Two years ago society at large finally got the most complete version of Twin Peaks with the release of Twin Peaks: The Entire Mystery. It was an amazing box set full of Easter Eggs and the long anticipated deleted scenes from the follow up film Twin Peaks: Fire Walk With Me. Fans around the globe rejoiced at finally having the definitive answer to “Who killed Laura Palmer?”
Except for the poor fans, who were bemoaning the $120 price tag.
CBS, being benevolent Blu-ray overlords, heard the pleas of the common folk and declared “Fine! You shall have Twin Peaks as well, you poor ragamuffins! For $70 less! But we’re taking a disc back and making the box less pretty. It’s the price you pay for poverty.”
“Whoa whoa whoa Mr. Review Guy,” I hear you say, “I don’t have any idea what you’re talking about. I just crawled out from under a rock and I don’t know what Twin Peaks is!”
Oops, Loyal Reader, you’re absolutely correct.
Twin Peaks is a 30 episode television series that originally aired in 1990 and ran for two seasons. The story centered on a murder mystery being investigated by FBI Agent Dale Cooper, whose methods were unorthodox, to say the least.

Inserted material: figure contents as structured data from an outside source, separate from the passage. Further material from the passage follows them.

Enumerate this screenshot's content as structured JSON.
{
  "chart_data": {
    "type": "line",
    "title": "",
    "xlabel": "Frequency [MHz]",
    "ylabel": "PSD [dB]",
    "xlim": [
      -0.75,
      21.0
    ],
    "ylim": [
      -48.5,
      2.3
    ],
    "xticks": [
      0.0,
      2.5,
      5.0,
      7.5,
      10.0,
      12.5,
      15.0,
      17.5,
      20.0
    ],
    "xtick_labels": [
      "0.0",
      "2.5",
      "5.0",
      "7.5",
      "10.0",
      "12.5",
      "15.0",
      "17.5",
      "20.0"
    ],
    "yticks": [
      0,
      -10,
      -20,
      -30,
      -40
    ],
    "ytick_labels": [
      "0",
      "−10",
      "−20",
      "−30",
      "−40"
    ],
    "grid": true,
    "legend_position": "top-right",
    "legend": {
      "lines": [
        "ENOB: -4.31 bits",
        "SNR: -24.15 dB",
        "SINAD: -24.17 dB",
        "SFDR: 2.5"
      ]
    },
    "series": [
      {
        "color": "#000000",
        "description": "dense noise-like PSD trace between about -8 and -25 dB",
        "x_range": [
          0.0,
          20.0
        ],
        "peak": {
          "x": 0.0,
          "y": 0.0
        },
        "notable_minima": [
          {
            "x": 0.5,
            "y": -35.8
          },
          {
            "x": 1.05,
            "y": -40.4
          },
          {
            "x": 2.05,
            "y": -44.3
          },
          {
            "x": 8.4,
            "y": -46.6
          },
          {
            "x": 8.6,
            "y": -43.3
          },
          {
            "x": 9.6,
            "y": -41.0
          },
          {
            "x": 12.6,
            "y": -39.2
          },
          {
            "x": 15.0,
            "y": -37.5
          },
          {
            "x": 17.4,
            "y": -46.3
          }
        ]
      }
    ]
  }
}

Fitting in rather well with the townsfolk who all had their own secrets and idiosyncrasies, Cooper finds himself at odds with darker and more sinister forces at work…until the second season ends on a cliffhanger.
David Lynch, not wanting to leave the story unfinished, or have it make some semblance of sense, decided to make a film that would act as a prequel AND sequel called Twin Peaks: Fire Walk With Me. While appreciated by fans, the movie is largely concerned with the last hours of Laura Palmer’s life, which is far darker than anything shown on the series at that point, and with only a handful of the characters the loyal viewership has come to know and love over the course of thirty hours of television. While technically a box office bomb, the film still earned cult status because of the rumors of a four hour cut that might have someday seen the light of day. Well, it never did, but the content of that cut is on this set, hence the Missing Pieces part!
Now, all kidding aside, even though it’s missing the disc of bonus features, this is still a solid set, and budget priced for the consumer. You’ve still got hours of content to get through and the 90 minutes of deleted scenes from the Fire Walk With Me film are the Holy Grail for Peakers (I don’t know if that’s an actual name for Twin Peaks fans, but if it’s not, I’m making it one.) The box is also a standard nine disc keepcase with a slipbox, forgoing the beautiful and intricate set that was originally offered. Also, the audio sync issues that plagued the original have been corrected for this set, so no worries on that front. It’s still missing the episode commentaries that were present on the season one DVD release, but those weren’t present on The Gold Box DVD release either.
Long story short: If you want to save a few bucks, buy this set. It still has some special features, like the Log Lady intros, but it isn’t as comprehensive as the Twin Peaks: The Entire Mystery set.